In addition to costly barn changes, the NPPC noted that Prop 12 “would create a burdensome, bureaucratic labyrinth of regulatory provisions, requiring a virtually unworkable annual certification of hog farms and creating an overly complex accreditation process for entities allowed to certify those farms and the pork production chain.”
It would also impose overly burdensome and unnecessary recordkeeping requirements on farmers and others throughout the pork supply chain, impose unnecessary and problematic labeling provisions, “and grant legally questionable enforcement authority that exceeds the scope and authority of Proposition 12.”
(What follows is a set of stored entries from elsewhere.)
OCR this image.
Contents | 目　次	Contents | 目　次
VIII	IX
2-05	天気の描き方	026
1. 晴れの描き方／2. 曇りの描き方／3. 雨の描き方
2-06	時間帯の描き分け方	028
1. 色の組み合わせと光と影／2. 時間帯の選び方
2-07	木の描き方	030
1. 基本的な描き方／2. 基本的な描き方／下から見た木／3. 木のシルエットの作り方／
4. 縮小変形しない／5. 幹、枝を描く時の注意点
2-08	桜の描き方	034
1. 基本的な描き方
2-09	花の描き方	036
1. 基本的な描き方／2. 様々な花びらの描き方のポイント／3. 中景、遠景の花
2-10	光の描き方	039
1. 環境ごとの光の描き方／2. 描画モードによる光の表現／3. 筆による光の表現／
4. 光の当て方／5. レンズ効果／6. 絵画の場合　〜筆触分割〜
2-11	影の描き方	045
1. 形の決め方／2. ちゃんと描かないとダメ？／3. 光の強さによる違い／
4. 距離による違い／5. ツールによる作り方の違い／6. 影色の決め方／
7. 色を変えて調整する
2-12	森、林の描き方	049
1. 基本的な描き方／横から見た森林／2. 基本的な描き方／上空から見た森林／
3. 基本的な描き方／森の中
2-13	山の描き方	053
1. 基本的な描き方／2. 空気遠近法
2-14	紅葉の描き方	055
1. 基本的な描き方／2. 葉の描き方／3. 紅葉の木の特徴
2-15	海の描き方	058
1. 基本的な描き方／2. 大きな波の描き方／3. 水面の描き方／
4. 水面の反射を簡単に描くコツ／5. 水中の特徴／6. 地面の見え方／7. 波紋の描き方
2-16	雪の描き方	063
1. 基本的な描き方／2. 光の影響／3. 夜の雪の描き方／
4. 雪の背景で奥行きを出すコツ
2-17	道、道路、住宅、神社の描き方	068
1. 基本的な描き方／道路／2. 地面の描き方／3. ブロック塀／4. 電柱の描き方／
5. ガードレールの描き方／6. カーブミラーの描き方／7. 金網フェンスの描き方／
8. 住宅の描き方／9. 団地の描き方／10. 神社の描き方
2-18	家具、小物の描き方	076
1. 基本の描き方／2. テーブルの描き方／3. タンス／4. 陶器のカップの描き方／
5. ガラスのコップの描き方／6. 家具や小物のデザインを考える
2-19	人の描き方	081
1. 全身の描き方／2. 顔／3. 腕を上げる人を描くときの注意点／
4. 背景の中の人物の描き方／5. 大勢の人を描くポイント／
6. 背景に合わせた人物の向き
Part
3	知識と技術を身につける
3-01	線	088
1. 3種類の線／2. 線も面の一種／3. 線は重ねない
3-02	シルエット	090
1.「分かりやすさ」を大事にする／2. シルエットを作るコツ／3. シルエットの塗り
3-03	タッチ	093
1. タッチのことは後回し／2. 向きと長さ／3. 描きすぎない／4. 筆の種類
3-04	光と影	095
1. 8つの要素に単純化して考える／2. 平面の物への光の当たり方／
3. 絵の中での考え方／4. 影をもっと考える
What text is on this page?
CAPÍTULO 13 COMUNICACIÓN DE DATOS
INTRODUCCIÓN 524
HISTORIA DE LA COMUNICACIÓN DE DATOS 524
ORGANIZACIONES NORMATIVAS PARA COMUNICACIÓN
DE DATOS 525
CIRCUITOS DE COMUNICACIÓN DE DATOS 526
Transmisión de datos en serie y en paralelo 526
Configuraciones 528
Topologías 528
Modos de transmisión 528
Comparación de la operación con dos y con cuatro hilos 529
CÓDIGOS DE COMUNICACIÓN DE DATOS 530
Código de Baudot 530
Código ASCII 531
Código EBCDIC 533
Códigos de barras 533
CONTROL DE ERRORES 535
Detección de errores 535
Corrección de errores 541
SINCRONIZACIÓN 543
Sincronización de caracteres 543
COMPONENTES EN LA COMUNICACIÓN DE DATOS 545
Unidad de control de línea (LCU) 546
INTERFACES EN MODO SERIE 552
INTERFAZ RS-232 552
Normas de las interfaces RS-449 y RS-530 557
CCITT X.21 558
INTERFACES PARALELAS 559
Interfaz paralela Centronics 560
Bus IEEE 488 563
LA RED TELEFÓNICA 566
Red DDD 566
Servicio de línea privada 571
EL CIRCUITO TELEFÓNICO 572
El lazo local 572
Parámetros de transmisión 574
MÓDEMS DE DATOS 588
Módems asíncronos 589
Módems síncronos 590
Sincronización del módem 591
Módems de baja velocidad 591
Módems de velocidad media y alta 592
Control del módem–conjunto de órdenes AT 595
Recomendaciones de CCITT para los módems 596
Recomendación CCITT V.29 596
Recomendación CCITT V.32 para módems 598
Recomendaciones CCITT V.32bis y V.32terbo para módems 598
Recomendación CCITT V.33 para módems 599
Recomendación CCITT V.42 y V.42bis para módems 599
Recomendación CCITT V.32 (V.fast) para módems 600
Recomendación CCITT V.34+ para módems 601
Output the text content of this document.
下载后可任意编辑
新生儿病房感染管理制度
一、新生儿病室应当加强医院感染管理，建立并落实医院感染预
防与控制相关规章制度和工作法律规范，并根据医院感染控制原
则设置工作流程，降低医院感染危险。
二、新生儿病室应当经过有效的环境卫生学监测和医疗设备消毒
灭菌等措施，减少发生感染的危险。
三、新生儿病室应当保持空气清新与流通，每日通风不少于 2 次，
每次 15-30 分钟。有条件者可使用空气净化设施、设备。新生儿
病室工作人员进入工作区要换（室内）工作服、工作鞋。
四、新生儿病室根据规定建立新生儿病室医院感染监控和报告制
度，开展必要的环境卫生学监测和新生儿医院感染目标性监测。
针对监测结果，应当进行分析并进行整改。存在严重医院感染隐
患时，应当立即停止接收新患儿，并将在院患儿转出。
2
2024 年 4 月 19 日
The North American Meat Institute has challenged Proposition 12 on the assertion that over half of US state governments find it intolerable that one state would be allowed to apply its laws to what occurs in other states. In addition, the Institute asserted that Proposition 12 threatened the free flow of interstate commerce.
The institute had asked the US Supreme Court to review the legislation, but in June 2021, the court declined to do so. The NPPC, in collaboration with the American Farm Bureau Federation, launched a separate lawsuit against the state of California over Proposition 12.
At the end of March 2022, the US Supreme Court decided it will hear these challenges. On 28 March, the American Farm Bureau Federation stated that it’s “pleased with the Supreme Court’s decision to consider the constitutionality of California’s law imposing arbitrary requirements on farmers well outside its borders. We share California’s goal of ensuring animals are well cared for, but Prop 12 fails to advance that goal… One state’s misguided law should not dictate farming practices for an entire nation.”
The lawyers for the government of California, however, remind those who oppose Proposition 12 that it only regulates in-state sales, and that pork companies outside the state can house their pigs and sell their pork in California or other markets as they wish.
As far back as October 2020, Hormel stated that “while it is still awaiting final clarity on specific details and rules, the company is preparing to fully comply when the law goes into effect on 1 January 2022. The company’s Applegate portfolio of products already complies with Proposition 12.”
Meanwhile, in late March, 2 US House representatives introduced an amendment to the Animal Welfare Act prohibiting the extreme confinement of all US pregnant pigs. However, it’s believed that since neither of these representatives are on the House Agriculture committee, it is unlikely this bill will move forward.